Vital signs, pain level, & a systematic head-to-toe review of the body systems: breasts, uterus, bladder, bowels, lochia, episiotomy/perineum, extremities, and emotional status.

What are the postpartum physiologic danger signs?

Fever more than 38 C (100.4 F) after the first 24 hours; foul-smelling lochia or an unexpected change in color or amount; visual changes, such as blurred vision or spots, or headaches; calf pain experienced with dorsiflexion of the foot; swelling, redness, or discharge at the episiotomy site; dysuria, burning, or incomplete emptying of the bladder; shortness of breath or difficulty breathing; depression or extreme mood swings.

A first-time mother is nervous about breast-feeding. Which of the following interventions should the nurse perform to reduce maternal anxiety about breast-feeding?

Reassure the mother that some newborns "latch on and catch on" right away, and some newborns take more time and patience.

The nurse observes a 2-inch lochia stain on the perineal pad of postpartum client. Which of the following terms should the nurse use to describe the amount of lochia present?

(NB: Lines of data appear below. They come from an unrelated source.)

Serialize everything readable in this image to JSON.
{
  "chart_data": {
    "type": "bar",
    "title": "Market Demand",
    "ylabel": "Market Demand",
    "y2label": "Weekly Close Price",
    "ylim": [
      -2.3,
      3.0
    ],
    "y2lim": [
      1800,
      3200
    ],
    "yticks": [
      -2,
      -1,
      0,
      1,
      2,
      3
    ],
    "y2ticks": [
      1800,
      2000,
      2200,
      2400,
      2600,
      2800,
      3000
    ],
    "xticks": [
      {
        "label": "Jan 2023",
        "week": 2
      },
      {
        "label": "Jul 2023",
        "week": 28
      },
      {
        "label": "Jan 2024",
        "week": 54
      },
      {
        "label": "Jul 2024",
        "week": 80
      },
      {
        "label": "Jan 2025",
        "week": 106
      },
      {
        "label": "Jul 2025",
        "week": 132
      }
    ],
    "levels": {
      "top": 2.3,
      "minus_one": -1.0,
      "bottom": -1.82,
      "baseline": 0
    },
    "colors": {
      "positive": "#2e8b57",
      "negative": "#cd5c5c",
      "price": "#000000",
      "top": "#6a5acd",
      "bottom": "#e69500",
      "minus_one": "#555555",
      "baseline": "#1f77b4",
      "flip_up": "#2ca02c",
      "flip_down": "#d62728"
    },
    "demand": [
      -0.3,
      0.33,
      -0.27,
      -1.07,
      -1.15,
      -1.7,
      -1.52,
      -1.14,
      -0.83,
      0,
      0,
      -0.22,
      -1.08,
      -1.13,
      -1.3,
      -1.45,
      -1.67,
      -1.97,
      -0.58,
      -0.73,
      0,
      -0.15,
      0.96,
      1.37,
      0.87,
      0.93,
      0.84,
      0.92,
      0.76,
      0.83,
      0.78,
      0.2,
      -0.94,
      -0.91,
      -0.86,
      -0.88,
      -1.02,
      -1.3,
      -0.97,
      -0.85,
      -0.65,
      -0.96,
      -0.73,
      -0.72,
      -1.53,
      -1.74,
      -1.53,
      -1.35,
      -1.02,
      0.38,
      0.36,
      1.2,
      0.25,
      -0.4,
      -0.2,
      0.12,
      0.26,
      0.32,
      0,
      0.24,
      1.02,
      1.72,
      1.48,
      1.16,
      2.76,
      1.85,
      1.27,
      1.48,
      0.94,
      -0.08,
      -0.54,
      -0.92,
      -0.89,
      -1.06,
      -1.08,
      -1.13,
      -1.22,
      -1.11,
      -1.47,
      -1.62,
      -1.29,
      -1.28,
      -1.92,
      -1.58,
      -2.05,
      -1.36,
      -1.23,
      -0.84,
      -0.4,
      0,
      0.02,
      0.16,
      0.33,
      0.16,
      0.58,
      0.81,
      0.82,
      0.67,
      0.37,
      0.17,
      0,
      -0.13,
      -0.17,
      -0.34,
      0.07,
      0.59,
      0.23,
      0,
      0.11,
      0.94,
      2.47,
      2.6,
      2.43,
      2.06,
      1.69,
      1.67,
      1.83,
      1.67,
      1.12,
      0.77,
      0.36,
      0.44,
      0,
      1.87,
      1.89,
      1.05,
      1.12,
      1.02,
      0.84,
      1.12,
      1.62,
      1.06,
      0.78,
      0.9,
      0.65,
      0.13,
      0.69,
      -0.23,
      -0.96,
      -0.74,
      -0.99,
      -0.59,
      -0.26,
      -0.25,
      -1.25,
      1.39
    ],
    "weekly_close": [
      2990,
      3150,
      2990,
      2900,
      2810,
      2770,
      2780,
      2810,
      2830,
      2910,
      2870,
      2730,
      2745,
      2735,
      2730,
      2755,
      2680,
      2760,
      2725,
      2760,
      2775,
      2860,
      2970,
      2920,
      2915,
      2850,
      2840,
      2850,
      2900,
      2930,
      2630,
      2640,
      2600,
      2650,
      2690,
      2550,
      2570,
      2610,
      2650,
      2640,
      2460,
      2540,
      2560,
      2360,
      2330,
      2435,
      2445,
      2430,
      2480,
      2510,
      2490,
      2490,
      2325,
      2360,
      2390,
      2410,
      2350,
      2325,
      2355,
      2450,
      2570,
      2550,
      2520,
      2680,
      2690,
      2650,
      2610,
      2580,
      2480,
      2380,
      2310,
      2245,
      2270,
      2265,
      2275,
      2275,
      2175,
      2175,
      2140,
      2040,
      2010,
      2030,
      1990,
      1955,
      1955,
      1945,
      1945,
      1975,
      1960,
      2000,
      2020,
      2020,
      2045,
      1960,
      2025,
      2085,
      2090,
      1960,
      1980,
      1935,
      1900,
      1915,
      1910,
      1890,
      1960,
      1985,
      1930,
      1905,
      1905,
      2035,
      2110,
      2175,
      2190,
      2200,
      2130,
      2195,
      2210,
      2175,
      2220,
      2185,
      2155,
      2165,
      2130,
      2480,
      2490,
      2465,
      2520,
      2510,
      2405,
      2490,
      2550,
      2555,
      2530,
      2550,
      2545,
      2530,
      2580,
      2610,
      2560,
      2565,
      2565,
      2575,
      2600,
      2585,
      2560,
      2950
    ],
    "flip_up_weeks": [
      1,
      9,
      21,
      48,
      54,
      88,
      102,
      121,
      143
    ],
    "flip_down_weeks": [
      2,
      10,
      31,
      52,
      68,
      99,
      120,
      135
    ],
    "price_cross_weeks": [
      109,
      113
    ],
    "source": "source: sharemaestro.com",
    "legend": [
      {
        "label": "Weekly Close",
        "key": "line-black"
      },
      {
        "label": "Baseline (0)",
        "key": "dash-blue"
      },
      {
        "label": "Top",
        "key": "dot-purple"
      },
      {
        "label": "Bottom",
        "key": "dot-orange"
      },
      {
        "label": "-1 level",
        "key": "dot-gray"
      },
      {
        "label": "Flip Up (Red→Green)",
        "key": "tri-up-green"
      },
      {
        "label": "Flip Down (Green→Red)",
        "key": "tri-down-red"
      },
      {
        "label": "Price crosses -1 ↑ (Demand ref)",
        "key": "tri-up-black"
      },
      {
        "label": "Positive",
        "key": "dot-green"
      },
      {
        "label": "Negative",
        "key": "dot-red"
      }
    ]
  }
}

Scant would describe a 1 - 2-inch lochia stain or approx. 10 mL loss. Light describes an approx. 4-inch stain or a 10-25 mL loss. Moderate is a 4-6-inch stain w/approx. 25-50 mL loss. Heavy is pad saturation within an hour after changing it.

A client has been discharges from the hospital after a cesarean birth. Which of the following is the most appropriate time for scheduling a follow-up appointment for the client?

Within 2 weeks of hospital discharge. For clients with an uncomplicated vaginal birth, an office visit is usually scheduled for between 4-6 weeks after childbirth.